TrickMo para Android passa a usar a blockchain TON para comunicação covertible
11 de Maio de 2026

Uma nova variante do malware bancário TrickMo para Android, distribuída em campanhas que miram usuários em toda a Europa, traz novos comandos e usa a The Open Network (TON) para comunicações furtivas de comando e controle.

O banker TrickMo foi identificado pela primeira vez em setembro de 2019 e, desde então, permanece em desenvolvimento ativo, recebendo atualizações constantes.

Em outubro de 2024, a Zimperium analisou 40 variantes do malware distribuídas por meio de 16 droppers, com comunicação em 22 infraestruturas distintas de comando e controle (C2) e foco na coleta de dados sensíveis de usuários em todo o mundo.

A variante mais recente foi descoberta pela ThreatFabric, que a rastreia como “Trickmo.C”.

Os pesquisadores acompanham essa versão desde janeiro.

Em relatório divulgado nesta quarta-feira, a ThreatFabric afirma que o malware se disfarça como aplicativos do TikTok ou de streaming e tem como alvo carteiras bancárias e de criptomoedas de usuários na França, Itália e Áustria.

A principal novidade da variante atual é a comunicação baseada em TON com o operador, que usa endereços .ADNL roteados por meio de um proxy local embutido da TON executado no dispositivo infectado.

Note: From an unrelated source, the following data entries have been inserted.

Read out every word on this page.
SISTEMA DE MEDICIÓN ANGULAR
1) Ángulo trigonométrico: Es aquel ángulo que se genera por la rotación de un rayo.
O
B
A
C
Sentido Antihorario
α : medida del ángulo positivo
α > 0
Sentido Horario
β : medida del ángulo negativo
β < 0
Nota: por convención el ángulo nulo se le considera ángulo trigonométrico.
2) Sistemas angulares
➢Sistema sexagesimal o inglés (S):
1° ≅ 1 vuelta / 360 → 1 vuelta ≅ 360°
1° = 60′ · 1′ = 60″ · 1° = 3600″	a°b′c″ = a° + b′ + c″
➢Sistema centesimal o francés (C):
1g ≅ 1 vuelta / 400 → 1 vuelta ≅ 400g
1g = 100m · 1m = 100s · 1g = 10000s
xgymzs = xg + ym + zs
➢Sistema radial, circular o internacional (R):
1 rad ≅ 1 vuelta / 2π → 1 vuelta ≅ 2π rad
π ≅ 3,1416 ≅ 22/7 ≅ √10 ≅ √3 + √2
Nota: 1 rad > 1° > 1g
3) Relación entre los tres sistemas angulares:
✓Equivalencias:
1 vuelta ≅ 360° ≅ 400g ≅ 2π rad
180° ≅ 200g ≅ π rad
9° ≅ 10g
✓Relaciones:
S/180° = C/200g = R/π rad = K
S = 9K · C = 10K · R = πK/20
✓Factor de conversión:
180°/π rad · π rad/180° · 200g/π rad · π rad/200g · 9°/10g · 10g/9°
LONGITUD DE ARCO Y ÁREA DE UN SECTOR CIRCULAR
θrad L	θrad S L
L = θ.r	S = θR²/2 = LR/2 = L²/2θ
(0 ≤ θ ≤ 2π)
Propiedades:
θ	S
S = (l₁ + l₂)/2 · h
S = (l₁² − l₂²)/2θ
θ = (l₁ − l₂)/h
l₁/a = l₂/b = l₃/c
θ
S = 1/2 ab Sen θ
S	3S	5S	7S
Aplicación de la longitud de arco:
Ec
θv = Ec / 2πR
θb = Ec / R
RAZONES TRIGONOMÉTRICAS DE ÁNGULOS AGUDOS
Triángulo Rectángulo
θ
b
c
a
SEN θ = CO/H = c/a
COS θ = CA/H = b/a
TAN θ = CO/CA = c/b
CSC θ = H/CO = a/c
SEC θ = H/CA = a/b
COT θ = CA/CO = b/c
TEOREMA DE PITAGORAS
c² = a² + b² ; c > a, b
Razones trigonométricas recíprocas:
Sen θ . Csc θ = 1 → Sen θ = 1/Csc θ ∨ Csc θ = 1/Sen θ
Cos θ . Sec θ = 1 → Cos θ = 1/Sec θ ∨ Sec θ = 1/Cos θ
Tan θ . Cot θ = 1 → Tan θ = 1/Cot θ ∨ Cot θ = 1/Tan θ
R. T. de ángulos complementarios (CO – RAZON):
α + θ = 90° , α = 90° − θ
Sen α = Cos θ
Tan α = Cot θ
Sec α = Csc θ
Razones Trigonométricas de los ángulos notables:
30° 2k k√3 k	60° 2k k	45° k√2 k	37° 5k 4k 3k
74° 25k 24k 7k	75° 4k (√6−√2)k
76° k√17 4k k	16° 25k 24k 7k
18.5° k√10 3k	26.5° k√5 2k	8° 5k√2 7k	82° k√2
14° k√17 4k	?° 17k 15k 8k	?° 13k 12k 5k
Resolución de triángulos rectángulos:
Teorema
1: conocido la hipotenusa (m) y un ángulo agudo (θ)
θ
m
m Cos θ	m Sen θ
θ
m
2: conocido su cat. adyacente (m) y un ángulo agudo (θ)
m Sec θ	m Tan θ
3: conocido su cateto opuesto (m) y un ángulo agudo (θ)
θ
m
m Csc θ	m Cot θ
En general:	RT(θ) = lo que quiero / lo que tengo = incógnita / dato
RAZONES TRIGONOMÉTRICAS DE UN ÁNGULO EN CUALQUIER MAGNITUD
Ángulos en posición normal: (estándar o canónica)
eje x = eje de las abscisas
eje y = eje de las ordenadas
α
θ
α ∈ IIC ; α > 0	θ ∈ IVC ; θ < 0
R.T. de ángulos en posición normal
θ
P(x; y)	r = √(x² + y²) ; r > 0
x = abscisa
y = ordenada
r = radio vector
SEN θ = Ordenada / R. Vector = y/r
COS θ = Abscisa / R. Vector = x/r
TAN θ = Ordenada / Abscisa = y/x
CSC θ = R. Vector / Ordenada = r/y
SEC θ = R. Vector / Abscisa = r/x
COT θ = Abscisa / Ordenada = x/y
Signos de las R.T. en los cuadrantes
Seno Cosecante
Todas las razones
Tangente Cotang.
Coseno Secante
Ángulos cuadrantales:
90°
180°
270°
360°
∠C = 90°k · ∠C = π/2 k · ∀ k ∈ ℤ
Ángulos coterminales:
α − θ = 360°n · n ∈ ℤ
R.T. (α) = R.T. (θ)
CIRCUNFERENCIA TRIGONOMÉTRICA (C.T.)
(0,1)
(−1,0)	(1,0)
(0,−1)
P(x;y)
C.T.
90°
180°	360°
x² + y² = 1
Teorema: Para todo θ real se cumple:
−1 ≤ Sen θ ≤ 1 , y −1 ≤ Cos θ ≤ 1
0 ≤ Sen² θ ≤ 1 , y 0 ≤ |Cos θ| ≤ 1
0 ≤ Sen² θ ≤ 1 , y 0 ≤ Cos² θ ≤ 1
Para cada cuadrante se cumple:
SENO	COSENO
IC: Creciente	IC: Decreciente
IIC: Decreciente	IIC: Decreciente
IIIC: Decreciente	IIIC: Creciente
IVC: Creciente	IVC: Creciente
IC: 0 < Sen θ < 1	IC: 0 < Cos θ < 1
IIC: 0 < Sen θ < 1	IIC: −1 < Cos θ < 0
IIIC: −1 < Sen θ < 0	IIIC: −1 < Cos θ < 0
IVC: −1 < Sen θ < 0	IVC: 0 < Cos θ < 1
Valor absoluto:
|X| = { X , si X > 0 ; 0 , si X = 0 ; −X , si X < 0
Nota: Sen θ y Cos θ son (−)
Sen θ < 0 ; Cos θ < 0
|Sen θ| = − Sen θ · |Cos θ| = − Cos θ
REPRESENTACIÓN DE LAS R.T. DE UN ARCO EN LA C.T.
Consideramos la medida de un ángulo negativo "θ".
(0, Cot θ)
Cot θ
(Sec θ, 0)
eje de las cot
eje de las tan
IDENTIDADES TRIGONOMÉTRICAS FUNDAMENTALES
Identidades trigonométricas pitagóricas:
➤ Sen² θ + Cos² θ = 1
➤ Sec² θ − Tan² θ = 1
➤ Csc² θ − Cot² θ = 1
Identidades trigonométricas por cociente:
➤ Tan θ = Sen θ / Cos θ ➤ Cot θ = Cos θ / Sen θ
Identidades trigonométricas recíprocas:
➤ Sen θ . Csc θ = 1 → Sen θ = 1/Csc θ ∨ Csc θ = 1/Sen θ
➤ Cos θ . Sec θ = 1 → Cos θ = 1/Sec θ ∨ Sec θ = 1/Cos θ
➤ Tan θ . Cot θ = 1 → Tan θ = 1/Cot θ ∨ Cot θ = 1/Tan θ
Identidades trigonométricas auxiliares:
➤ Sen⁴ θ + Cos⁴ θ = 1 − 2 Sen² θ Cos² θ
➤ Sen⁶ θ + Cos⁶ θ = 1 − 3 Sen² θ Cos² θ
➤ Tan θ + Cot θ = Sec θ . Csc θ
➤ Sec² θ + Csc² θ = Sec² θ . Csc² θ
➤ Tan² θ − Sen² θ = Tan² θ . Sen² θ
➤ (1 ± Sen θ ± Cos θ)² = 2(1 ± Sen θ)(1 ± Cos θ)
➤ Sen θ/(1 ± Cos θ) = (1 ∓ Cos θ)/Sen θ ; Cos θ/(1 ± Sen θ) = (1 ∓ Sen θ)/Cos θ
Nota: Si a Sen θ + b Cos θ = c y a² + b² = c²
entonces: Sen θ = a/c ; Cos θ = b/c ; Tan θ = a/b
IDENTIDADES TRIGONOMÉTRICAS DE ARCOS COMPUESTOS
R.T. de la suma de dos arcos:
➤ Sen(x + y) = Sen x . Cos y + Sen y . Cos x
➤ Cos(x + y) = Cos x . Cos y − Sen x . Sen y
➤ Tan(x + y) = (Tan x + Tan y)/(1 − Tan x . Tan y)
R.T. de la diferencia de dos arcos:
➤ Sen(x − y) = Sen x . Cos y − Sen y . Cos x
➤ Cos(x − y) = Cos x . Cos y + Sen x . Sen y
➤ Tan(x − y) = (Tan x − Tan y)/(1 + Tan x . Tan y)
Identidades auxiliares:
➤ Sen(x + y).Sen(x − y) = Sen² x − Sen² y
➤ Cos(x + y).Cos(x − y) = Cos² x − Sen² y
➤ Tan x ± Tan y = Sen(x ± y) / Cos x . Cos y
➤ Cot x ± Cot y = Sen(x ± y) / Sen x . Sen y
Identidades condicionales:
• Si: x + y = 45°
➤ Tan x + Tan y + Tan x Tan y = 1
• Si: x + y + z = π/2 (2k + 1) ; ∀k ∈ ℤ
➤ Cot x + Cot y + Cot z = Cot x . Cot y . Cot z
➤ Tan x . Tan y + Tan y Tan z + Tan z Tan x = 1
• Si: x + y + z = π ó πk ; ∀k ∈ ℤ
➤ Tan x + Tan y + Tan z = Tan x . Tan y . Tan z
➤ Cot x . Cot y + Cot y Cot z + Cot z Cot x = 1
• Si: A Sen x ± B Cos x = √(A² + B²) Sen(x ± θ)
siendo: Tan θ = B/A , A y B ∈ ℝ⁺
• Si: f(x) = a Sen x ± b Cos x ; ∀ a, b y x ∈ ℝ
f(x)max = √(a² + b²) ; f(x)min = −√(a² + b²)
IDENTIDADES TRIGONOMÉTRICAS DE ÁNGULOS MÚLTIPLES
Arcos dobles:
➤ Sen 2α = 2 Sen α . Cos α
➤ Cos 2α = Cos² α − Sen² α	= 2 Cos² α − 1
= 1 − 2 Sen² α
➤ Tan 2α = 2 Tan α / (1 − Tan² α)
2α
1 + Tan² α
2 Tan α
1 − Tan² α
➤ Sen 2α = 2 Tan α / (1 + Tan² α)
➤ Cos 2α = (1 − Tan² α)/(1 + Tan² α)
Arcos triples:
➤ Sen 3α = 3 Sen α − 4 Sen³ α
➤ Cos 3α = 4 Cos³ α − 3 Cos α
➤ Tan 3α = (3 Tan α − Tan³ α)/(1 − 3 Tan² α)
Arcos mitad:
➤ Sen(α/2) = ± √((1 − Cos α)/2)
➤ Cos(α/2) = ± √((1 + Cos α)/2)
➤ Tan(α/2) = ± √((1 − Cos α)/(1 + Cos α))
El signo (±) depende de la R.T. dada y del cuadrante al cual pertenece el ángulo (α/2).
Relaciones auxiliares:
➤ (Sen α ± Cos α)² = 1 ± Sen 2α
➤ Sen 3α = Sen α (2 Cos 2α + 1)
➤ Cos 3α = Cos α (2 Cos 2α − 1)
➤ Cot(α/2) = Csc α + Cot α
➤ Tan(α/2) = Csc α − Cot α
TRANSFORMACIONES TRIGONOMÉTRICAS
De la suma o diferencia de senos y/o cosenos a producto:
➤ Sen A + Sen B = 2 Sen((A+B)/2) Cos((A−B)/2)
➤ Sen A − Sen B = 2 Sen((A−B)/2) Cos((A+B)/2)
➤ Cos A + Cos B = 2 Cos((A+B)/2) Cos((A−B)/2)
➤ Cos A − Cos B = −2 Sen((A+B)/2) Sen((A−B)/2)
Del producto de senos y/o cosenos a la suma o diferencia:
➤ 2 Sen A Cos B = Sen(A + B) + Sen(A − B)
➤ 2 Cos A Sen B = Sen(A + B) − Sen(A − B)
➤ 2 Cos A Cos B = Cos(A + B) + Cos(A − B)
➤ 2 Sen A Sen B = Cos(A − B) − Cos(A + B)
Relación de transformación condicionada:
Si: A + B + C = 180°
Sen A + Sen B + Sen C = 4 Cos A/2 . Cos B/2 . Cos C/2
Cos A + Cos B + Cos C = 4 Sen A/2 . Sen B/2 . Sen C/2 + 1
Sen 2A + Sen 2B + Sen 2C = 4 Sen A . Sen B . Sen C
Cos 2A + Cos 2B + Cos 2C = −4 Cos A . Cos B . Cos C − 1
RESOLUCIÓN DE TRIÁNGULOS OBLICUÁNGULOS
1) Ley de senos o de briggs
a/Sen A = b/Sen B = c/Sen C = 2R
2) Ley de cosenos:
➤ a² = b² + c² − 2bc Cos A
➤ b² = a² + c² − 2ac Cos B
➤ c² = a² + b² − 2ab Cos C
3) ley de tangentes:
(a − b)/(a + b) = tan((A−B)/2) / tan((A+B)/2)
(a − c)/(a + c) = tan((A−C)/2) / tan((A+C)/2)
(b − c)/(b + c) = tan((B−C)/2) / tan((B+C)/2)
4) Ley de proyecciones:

A TON é uma rede descentralizada ponto a ponto, originalmente desenvolvida no ecossistema do Telegram, que permite que dispositivos se comuniquem com a web por meio de uma rede sobreposta criptografada, em vez de servidores de internet expostos publicamente.

A TON usa um identificador de 256 bits em vez de um domínio tradicional, o que oculta o endereço IP e a porta de comunicação.

Com isso, fica mais difícil identificar, bloquear ou desativar a infraestrutura real do servidor.

“Os desligamentos tradicionais de domínios são, em grande parte, ineficazes porque os endpoints do operador não dependem da hierarquia pública de DNS e, em vez disso, existem como identidades TON .adnl resolvidas dentro da própria rede sobreposta”, explica a ThreatFabric.

“O tráfego detectado na borda da rede vê apenas tráfego da TON, que é criptografado e indistinguível do fluxo de saída de qualquer outro aplicativo habilitado para TON.”

O TrickMo é um malware modular com um design em duas etapas: um APK hospedeiro que atua como loader e camada de persistência, e um módulo APK baixado em tempo de execução que implementa as funcionalidades ofensivas.

O malware mira credenciais bancárias por meio de sobreposições de phishing, realiza registro de teclas, gravação de tela e transmissão ao vivo da tela, além de interceptar SMS, suprimir notificações de OTP, modificar a área de transferência, filtrar notificações e capturar screenshots.

A ThreatFabric informa que a nova variante adiciona os seguintes comandos e capacidades:

- curl
- dnsLookup
- ping
- telnet
- traceroute
- túnel SSH
- encaminhamento remoto de portas
- encaminhamento local de portas
- suporte a proxy SOCKS5 autenticado

Os pesquisadores também encontraram o framework de runtime hooking Pine, usado anteriormente para interceptar operações de rede e do Firebase, mas ele está atualmente inativo, pois não há hooks instalados.

O TrickMo também declara permissões amplas de NFC e reporta capacidades de NFC na telemetria, mas os pesquisadores não encontraram qualquer funcionalidade ativa relacionada ao recurso.

Usuários de Android são aconselhados a baixar aplicativos somente na Google Play, limitar a quantidade de apps instalados no aparelho, usar apenas softwares de publishers confiáveis e garantir que o Play Protect permaneça ativo o tempo todo.